Quigley records Toynbee's eventual estrangement from the The Milner Group during the appeasement crisis. After the failed plan to channel German expansion southward, "the Milner Group lost another important member, Arnold J. Toynbee, who separated himself from the policy of appeasement" (AAE 227). The episode encapsulates the late-1930s fracturing inside the Group itself — and provides one of Quigley's clearest examples of an intellectual figure whose break with the network is itself a piece of evidence for the network's existence.

Cited in

  • anglo-american-establishment · p. 7 Quigley
    The Toynbee group was a group of political intellectuals formed at Balliol about 1873 and dominated by Arnold Toynbee and Milner himself. It was really the group of Milner's personal friends.
  • anglo-american-establishment · p. 8 Quigley
    In 1894 Milner delivered a eulogy of his dead friend at Toynbee Hall, and published it the next year as Arnold Toynbee: A Reminiscence.

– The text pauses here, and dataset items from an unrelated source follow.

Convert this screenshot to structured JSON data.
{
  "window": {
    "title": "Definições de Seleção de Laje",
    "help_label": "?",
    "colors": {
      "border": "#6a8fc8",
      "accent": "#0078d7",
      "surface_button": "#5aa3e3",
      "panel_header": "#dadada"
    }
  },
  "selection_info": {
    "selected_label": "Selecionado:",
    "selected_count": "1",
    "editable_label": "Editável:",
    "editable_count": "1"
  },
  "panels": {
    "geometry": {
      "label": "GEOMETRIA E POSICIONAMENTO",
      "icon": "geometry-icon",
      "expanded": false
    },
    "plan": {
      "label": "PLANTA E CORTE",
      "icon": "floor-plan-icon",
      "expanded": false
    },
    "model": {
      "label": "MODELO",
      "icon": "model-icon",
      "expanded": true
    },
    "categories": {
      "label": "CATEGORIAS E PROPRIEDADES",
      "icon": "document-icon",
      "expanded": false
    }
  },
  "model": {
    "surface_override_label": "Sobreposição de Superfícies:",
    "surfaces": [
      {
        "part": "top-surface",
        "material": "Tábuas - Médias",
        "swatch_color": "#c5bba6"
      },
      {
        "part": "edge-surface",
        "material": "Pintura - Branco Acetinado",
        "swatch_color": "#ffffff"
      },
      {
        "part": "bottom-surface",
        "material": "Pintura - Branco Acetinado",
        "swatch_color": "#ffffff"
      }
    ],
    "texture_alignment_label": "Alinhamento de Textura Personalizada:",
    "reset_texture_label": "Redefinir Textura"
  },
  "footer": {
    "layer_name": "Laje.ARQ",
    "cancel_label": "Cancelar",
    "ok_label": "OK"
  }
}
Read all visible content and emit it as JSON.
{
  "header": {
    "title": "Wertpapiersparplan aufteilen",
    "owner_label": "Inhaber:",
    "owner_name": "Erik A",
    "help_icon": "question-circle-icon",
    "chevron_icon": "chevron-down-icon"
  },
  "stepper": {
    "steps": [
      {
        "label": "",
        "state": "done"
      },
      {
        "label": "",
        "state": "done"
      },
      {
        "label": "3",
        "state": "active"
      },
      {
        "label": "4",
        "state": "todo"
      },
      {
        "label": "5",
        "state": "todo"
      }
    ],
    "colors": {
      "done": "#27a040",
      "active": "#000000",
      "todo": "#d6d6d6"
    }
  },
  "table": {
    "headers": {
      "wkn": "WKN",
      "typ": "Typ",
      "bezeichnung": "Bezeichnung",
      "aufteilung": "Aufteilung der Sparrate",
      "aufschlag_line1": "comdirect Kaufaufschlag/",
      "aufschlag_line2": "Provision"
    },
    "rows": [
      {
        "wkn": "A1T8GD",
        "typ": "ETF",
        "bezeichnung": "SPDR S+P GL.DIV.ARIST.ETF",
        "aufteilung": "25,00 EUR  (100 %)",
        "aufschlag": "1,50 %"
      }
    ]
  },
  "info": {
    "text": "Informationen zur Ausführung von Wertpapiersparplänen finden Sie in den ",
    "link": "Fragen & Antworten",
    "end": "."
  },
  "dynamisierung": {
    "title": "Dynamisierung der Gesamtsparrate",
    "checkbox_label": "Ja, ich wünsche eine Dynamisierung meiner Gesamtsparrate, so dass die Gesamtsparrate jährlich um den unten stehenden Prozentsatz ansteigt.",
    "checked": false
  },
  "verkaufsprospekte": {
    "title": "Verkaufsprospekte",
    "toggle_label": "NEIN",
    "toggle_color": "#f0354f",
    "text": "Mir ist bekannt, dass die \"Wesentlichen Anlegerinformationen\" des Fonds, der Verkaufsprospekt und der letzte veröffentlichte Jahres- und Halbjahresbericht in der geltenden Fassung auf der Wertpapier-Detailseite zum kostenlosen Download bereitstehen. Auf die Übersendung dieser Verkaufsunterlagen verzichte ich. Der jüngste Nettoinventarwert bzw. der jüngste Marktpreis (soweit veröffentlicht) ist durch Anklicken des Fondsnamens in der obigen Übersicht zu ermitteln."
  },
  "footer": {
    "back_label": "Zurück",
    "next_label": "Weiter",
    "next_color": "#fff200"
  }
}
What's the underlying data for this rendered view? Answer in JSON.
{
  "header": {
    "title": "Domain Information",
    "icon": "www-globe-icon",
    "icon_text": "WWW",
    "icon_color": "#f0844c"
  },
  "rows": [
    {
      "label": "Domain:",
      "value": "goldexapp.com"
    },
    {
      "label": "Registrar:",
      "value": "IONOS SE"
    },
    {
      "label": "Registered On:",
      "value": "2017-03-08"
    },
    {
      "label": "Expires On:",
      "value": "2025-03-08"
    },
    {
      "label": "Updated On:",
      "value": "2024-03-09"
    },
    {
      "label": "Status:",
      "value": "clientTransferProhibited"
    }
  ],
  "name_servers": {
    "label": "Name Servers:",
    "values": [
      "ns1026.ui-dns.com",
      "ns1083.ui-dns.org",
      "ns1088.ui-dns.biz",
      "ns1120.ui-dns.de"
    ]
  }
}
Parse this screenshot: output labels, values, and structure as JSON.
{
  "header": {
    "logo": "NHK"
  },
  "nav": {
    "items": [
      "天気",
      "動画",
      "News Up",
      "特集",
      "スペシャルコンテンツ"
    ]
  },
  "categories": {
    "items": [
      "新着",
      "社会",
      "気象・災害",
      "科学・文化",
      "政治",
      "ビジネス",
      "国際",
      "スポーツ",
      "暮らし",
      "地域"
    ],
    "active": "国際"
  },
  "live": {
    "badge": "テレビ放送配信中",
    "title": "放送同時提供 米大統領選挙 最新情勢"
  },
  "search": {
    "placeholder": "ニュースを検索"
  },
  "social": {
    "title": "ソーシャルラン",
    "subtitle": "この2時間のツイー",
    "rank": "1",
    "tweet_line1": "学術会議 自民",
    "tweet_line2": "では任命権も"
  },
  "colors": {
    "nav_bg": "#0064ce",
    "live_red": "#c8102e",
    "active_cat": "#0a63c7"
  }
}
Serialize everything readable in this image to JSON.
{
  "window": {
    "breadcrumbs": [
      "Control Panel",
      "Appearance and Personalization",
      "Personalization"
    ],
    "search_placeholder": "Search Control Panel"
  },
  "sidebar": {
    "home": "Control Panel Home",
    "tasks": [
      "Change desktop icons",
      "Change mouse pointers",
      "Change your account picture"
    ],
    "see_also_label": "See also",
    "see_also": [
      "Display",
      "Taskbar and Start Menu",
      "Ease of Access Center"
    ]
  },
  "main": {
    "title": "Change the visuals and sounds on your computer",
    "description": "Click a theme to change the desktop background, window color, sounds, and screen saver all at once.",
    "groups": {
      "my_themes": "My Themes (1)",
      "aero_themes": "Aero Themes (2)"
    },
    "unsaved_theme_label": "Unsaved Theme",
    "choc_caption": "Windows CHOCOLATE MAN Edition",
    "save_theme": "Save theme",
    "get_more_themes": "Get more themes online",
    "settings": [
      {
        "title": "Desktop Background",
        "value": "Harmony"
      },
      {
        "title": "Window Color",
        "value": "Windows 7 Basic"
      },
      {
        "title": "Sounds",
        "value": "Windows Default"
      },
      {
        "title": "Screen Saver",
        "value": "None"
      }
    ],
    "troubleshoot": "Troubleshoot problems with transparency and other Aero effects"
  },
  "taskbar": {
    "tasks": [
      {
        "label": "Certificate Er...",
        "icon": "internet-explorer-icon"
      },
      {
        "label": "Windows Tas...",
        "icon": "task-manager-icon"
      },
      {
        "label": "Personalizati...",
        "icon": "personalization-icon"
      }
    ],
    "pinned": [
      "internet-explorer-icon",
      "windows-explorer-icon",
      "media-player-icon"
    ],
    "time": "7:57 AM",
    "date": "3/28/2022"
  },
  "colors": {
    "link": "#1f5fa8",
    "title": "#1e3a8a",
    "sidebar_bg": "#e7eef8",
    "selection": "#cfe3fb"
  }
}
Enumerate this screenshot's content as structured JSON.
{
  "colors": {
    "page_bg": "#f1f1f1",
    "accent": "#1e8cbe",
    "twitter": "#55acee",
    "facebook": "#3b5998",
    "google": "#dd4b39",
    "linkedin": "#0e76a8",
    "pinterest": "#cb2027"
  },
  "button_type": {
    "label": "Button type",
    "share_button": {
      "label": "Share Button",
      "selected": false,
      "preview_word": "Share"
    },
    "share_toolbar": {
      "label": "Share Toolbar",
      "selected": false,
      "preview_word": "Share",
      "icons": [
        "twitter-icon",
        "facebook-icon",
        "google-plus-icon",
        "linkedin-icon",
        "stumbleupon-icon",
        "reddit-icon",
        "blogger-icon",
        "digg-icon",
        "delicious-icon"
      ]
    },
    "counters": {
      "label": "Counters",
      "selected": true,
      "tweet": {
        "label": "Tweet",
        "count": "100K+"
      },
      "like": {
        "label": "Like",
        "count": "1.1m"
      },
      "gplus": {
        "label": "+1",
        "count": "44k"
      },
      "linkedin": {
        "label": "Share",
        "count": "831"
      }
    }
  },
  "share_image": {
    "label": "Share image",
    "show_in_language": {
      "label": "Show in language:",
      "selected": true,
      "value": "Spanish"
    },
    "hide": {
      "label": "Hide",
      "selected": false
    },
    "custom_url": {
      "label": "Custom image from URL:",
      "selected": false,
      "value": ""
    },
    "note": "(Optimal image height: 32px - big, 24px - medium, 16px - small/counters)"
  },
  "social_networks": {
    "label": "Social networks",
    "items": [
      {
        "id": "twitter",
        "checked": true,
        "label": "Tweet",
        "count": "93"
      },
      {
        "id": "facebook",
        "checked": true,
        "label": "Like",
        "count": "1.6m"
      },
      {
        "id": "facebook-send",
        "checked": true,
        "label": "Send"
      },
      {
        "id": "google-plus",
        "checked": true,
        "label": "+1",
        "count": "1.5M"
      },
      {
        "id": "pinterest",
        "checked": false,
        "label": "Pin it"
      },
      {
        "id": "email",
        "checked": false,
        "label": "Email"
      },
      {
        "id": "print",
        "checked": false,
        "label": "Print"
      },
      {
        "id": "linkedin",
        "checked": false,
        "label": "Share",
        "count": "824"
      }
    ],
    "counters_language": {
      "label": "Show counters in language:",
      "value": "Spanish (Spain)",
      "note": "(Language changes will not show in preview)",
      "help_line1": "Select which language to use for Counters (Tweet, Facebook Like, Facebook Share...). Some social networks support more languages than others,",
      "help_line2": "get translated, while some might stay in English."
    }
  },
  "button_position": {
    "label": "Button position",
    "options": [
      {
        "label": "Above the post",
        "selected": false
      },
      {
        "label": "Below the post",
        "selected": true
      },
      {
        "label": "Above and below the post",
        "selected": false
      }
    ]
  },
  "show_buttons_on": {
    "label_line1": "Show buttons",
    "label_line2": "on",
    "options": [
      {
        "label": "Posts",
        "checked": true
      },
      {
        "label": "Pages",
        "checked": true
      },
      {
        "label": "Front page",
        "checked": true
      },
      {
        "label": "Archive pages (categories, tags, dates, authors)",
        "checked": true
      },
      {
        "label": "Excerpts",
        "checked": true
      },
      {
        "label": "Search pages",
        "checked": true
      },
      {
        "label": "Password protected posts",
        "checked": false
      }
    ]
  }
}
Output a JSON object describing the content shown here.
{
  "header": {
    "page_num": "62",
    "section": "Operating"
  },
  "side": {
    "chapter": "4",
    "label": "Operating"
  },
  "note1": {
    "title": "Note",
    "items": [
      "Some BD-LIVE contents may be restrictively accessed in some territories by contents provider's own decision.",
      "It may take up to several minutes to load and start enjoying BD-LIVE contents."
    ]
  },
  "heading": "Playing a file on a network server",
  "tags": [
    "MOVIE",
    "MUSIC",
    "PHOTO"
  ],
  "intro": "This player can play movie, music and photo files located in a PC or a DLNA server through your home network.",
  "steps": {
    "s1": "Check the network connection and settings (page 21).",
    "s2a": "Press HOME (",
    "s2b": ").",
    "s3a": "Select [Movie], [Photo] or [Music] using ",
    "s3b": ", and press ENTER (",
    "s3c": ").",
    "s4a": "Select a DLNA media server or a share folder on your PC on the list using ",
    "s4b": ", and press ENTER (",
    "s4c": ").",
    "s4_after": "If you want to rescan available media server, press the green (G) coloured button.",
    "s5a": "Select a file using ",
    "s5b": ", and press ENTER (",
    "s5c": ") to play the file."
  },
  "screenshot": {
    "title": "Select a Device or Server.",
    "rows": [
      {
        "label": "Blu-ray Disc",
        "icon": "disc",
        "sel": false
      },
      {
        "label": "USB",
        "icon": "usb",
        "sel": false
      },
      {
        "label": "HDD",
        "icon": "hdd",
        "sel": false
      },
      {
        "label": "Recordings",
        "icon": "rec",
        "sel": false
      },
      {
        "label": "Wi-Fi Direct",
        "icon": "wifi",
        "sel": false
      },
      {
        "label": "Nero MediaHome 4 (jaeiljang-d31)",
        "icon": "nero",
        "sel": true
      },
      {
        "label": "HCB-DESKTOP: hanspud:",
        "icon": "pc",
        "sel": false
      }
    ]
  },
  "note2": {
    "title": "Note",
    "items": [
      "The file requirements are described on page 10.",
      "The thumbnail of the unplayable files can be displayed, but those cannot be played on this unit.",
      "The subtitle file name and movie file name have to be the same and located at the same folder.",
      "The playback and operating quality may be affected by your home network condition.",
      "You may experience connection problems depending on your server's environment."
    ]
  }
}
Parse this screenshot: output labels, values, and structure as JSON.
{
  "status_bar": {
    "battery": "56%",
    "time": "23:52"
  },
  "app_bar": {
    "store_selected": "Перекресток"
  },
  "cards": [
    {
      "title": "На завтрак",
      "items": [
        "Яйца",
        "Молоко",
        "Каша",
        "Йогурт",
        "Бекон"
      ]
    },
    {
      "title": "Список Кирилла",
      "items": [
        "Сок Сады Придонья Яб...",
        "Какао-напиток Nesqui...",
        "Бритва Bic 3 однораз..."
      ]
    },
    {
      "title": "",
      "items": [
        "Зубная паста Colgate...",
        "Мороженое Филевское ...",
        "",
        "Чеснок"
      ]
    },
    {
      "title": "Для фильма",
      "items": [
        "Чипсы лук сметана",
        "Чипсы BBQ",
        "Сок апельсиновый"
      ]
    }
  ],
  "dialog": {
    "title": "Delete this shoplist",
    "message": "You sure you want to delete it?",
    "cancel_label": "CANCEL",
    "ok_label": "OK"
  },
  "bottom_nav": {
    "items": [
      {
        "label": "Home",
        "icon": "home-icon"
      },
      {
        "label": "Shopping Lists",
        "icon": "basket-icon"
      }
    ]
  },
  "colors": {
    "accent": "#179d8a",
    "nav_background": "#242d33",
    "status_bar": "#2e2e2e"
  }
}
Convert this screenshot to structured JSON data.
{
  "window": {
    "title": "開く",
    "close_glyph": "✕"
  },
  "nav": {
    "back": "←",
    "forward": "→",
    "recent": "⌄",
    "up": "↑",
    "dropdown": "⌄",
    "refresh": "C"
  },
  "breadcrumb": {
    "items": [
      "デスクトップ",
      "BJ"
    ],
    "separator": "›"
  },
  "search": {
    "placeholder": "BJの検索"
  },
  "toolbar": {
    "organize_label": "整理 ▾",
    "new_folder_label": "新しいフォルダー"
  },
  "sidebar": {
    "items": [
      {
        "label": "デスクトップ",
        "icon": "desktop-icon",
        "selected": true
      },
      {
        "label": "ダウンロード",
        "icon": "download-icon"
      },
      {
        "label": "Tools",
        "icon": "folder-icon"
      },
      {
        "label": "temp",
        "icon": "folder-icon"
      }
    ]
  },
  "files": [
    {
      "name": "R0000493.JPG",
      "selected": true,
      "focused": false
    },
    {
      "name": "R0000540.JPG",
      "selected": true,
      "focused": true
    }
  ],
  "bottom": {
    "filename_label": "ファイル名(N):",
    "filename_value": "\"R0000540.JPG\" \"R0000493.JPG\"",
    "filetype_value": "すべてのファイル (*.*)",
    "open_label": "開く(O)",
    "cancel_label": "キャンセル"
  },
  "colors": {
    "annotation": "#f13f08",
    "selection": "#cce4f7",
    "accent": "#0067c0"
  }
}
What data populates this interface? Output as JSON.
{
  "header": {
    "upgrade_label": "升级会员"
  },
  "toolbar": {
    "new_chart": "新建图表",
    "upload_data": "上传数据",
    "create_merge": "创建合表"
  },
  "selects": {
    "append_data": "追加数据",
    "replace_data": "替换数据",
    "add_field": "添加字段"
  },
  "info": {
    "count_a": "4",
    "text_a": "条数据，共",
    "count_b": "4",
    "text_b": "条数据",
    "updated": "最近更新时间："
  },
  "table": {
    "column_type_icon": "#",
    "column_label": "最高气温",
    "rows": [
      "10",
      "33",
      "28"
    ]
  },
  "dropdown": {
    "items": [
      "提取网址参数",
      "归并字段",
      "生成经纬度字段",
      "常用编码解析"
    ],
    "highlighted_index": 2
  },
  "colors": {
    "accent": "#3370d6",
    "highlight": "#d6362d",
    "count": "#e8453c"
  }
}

He also wrote the sketch of Toynbee in the Dictionary of National Biography.
  • anglo-american-establishment · p. 227 Quigley
    The Milner Group lost another important member, Arnold J. Toynbee, who separated himself from the policy of appeasement.
  • evolution-of-civilizations · p. 117 Quigley
    The most famous of recent writers on this subject, Arnold J. Toynbee, has produced the most voluminous and, in spite of its sprawling organization, most satisfactory theory of these processes.
  • tragedy-and-hope · p. 18 Quigley
    Oswald Spengler in the early twentieth century and Arnold J. Toynbee in our own day, men have been puzzling over the problem whether civilizations have a life cycle and follow a similar pattern of change.
  • tragedy-and-hope · p. 144 Quigley
    At Oxford were a group of intimate friends including Arnold Toynbee, Alfred (later Lord) Milner, Arthur Glazebrook, George (later Sir George) Parkin, Philip Lyttelton Gell, and Henry (later Sir Henry) Birchenough.